The Virginian-Pilot
                             THE VIRGINIAN-PILOT 
              Copyright (c) 1996, Landmark Communications, Inc.

DATE: Friday, April 26, 1996                 TAG: 9604260503
SECTION: LOCAL                    PAGE: B9   EDITION: FINAL 
SOURCE: BY LYNN WALTZ, STAFF WRITER 
DATELINE: NORFOLK                            LENGTH: Short :   44 lines

CONTRACTOR SENTENCED IN PLOT TO CASH WAR BONDS MAN GETS 13 MONTHS ON FRAUD AND DRUG CHARGES.

A contractor who found 676 war bonds behind a dryer in the house of a deceased engineer and plotted to cash them was sentenced in federal court Thursday to 13 months in prison.

Leo Scott Reid, 34, was also sentenced for possession of marijuana. He will serve 13 months concurrently on that charge.

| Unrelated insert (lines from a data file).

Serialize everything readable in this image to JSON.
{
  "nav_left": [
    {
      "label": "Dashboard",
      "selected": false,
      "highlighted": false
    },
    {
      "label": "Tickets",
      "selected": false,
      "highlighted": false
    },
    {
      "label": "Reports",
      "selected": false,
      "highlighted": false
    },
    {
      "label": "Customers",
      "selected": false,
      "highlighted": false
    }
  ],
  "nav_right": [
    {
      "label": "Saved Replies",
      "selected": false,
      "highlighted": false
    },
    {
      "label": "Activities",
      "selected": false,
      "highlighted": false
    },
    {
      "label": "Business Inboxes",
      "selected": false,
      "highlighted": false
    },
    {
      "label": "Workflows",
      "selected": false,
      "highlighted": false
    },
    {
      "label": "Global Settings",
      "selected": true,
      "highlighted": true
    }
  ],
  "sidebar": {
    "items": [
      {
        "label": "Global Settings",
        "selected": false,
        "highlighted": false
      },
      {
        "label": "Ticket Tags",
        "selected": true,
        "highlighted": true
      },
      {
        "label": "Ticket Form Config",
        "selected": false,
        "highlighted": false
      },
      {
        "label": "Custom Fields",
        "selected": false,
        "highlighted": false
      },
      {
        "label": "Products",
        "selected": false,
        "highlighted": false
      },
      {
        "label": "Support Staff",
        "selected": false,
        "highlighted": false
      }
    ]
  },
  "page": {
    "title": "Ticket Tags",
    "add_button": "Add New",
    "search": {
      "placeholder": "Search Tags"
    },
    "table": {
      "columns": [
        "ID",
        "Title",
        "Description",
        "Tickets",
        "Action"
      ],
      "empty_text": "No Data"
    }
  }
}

Reid pleaded guilty earlier this month to fraud in connection with the theft of the savings bonds, worth nearly $96,000, from the estate of Edgar M. Roylance.

Roylance started buying the $25 bonds, one or two a month, in 1942 and continued until about 1972. He kept them carefully bound in chronological order with rubber bands, then hid them in an old ammunitions box behind the dryer of his Norfolk home.

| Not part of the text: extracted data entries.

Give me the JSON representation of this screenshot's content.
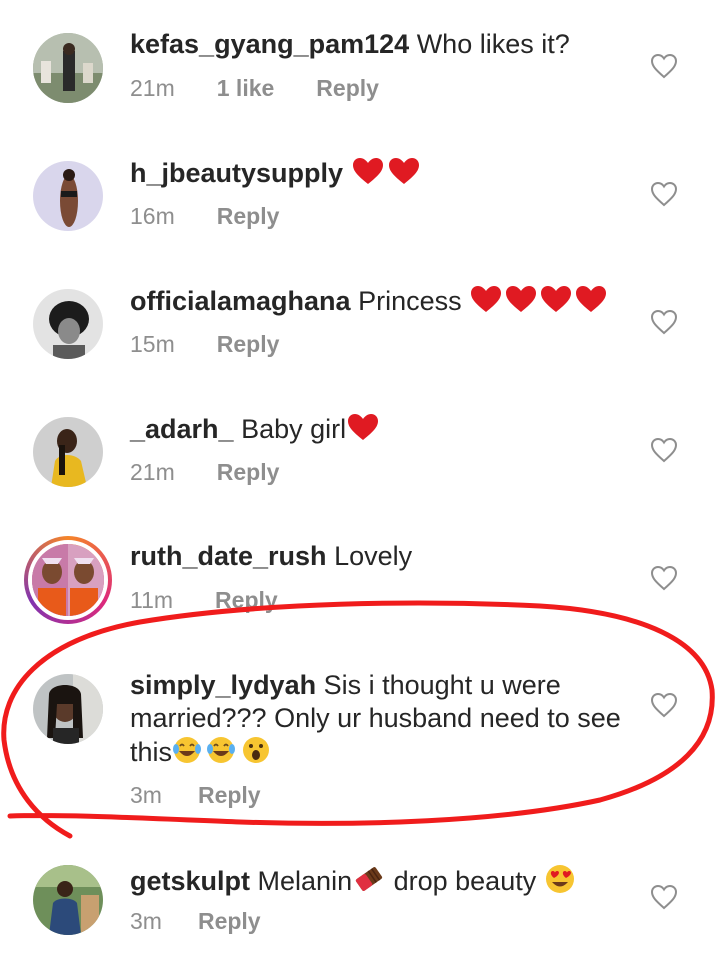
{
  "comments": [
    {
      "username": "kefas_gyang_pam124",
      "text": "Who likes it?",
      "time": "21m",
      "likes": "1 like",
      "reply": "Reply"
    },
    {
      "username": "h_jbeautysupply",
      "text": "",
      "emoji": "❤️❤️",
      "time": "16m",
      "reply": "Reply"
    },
    {
      "username": "officialamaghana",
      "text": "Princess",
      "emoji": "❤️❤️❤️❤️",
      "time": "15m",
      "reply": "Reply"
    },
    {
      "username": "_adarh_",
      "text": "Baby girl",
      "emoji": "❤️",
      "time": "21m",
      "reply": "Reply"
    },
    {
      "username": "ruth_date_rush",
      "text": "Lovely",
      "time": "11m",
      "reply": "Reply"
    },
    {
      "username": "simply_lydyah",
      "text_line1": "Sis i thought u were",
      "text_line2": "married??? Only ur husband need to see",
      "text_line3": "this",
      "emoji": "😂😂😮",
      "time": "3m",
      "reply": "Reply"
    },
    {
      "username": "getskulpt",
      "text_a": "Melanin",
      "emoji_a": "🍫",
      "text_b": "drop beauty",
      "emoji_b": "😍",
      "time": "3m",
      "reply": "Reply"
    }
  ],
  "colors": {
    "username": "#262626",
    "meta": "#8e8e8e",
    "heart_red": "#e01a22",
    "annotation_red": "#f01c1c"
  },
  "icons": {
    "like": "heart-outline-icon",
    "heart_emoji": "red-heart-emoji",
    "laugh_emoji": "tears-of-joy-emoji",
    "surprise_emoji": "open-mouth-emoji",
    "chocolate_emoji": "chocolate-bar-emoji",
    "heart_eyes_emoji": "heart-eyes-emoji"
  }
}
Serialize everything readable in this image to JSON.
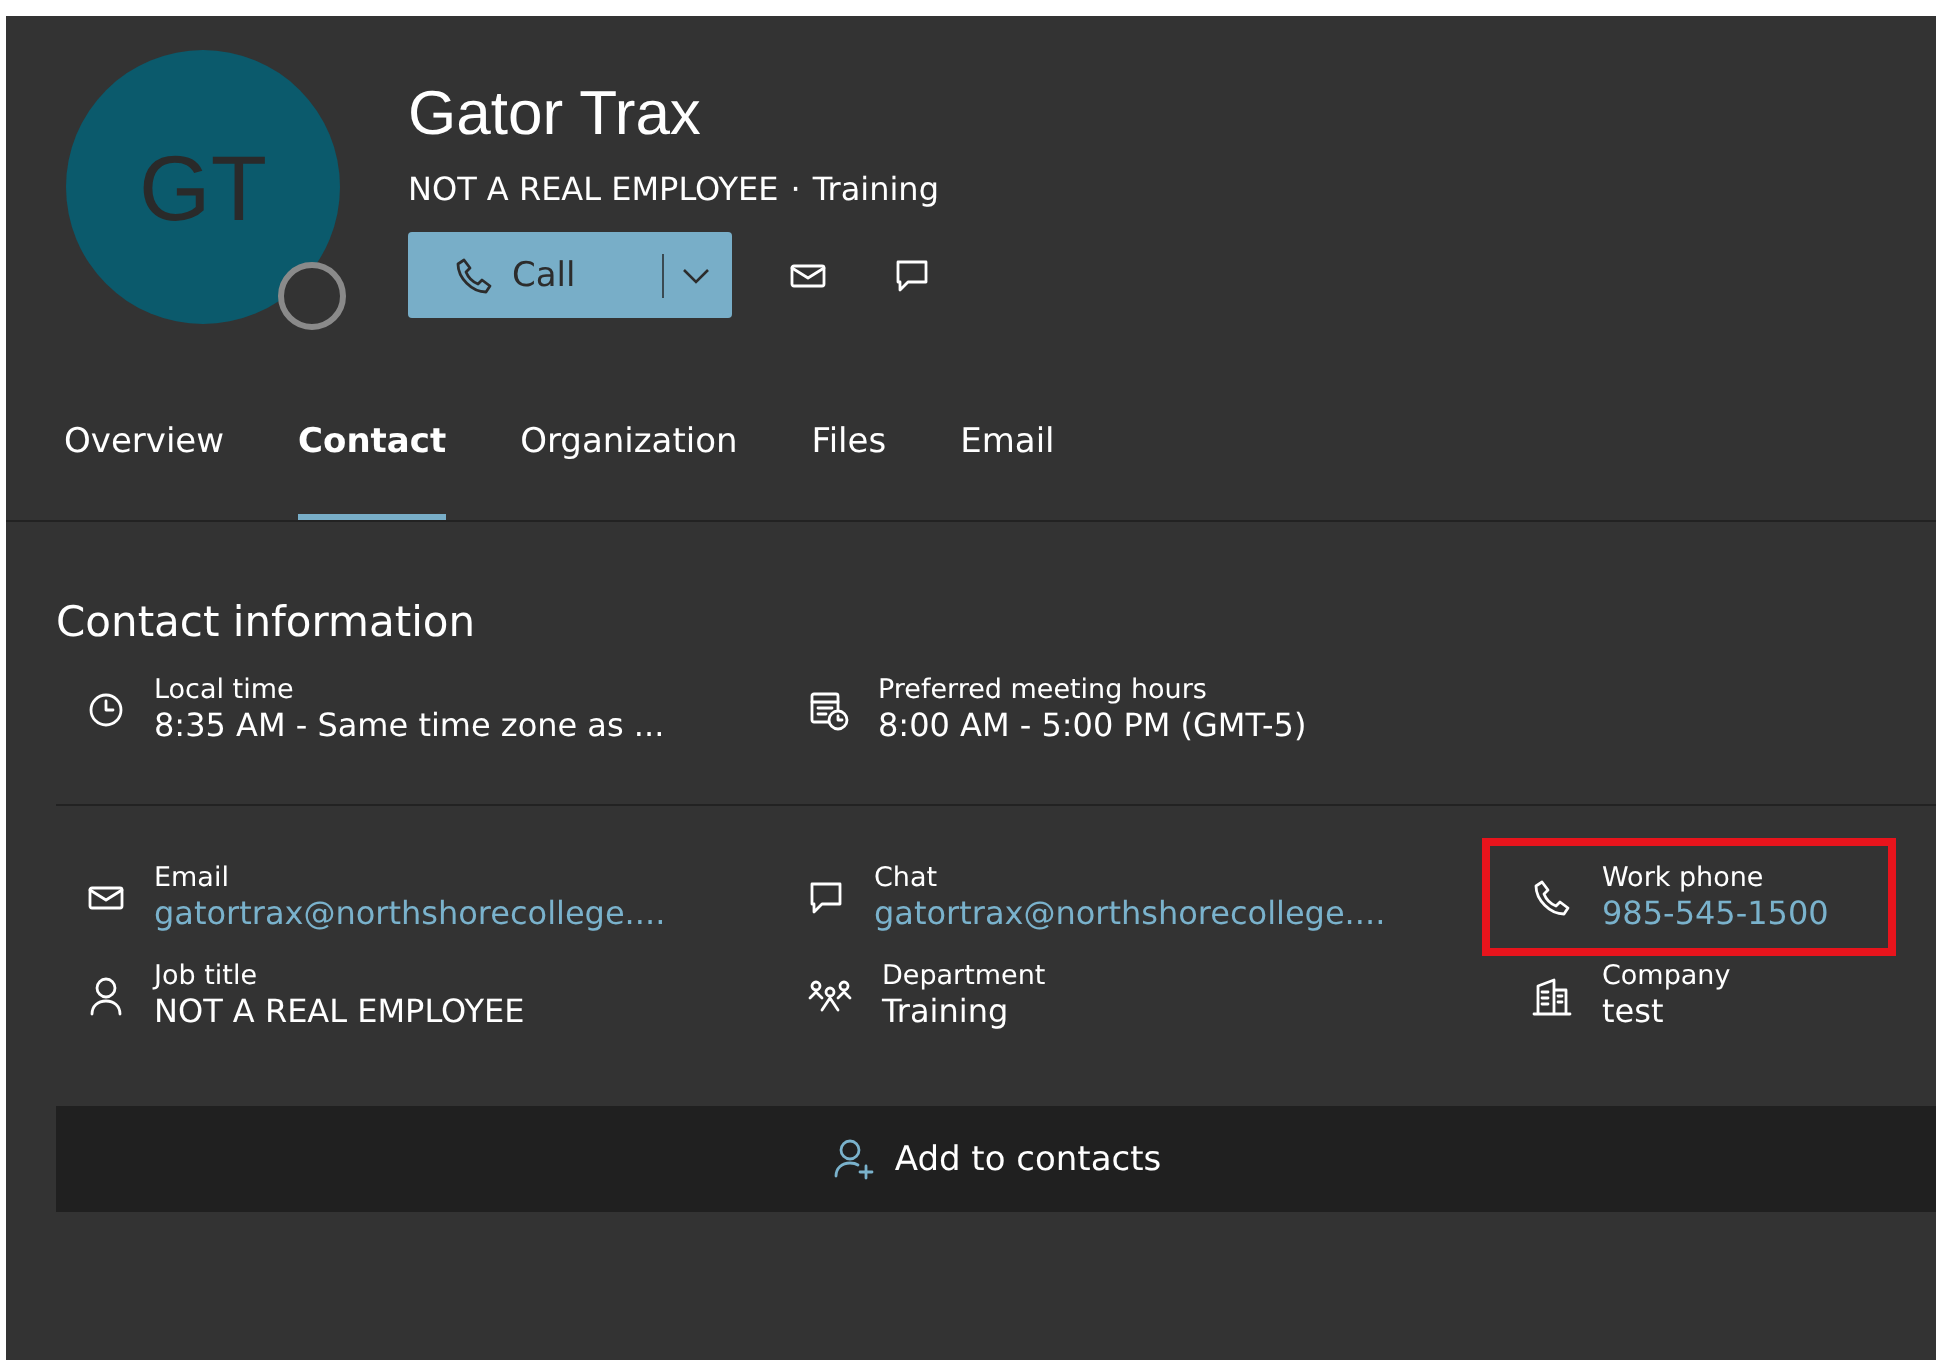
{
  "profile": {
    "initials": "GT",
    "name": "Gator Trax",
    "title": "NOT A REAL EMPLOYEE",
    "separator": "·",
    "department": "Training",
    "online": false
  },
  "actions": {
    "call_label": "Call"
  },
  "tabs": [
    {
      "label": "Overview",
      "selected": false
    },
    {
      "label": "Contact",
      "selected": true
    },
    {
      "label": "Organization",
      "selected": false
    },
    {
      "label": "Files",
      "selected": false
    },
    {
      "label": "Email",
      "selected": false
    }
  ],
  "section_title": "Contact information",
  "time_fields": [
    {
      "kind": "clock",
      "label": "Local time",
      "value": "8:35 AM - Same time zone as ...",
      "link": false,
      "highlighted": false
    },
    {
      "kind": "calendar",
      "label": "Preferred meeting hours",
      "value": "8:00 AM - 5:00 PM (GMT-5)",
      "link": false,
      "highlighted": false
    }
  ],
  "fields": [
    {
      "kind": "mail",
      "label": "Email",
      "value": "gatortrax@northshorecollege....",
      "link": true,
      "highlighted": false
    },
    {
      "kind": "chat",
      "label": "Chat",
      "value": "gatortrax@northshorecollege....",
      "link": true,
      "highlighted": false
    },
    {
      "kind": "phone",
      "label": "Work phone",
      "value": "985-545-1500",
      "link": true,
      "highlighted": true
    },
    {
      "kind": "person",
      "label": "Job title",
      "value": "NOT A REAL EMPLOYEE",
      "link": false,
      "highlighted": false
    },
    {
      "kind": "people",
      "label": "Department",
      "value": "Training",
      "link": false,
      "highlighted": false
    },
    {
      "kind": "building",
      "label": "Company",
      "value": "test",
      "link": false,
      "highlighted": false
    }
  ],
  "add_button": {
    "label": "Add to contacts"
  }
}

When Reid was hired to clean out the brick house at the corner of Surrey Crescent and Hampton Boulevard in preparation for an estate sale, he found the bonds. Reid then plotted with a federal inmate to sell the bonds, but the inmate turned him in to the FBI.

In a joint FBI and Secret Service sting, a federal agent posed as a crooked New Jersey lawyer and told Reid he would hire an elderly man to pose as Roylance to cash in the bonds.

Roylance was a retired civil engineer who had worked for the Army Corps of Engineers for nearly 45 years.

Reid was fooled by the sting until March 13 when federal agents knocked on his door. Reid realized what was happening when he recognized one of the agents as the would-be lawyer.

Reid was sentenced Thursday by U.S. District Judge John A. MacKenzie and was fined $5,000. The sentence and fine were about half that suggested by court guidelines, because Reid had provided substantial assistance in a drug investigation, federal prosecutors told the judge.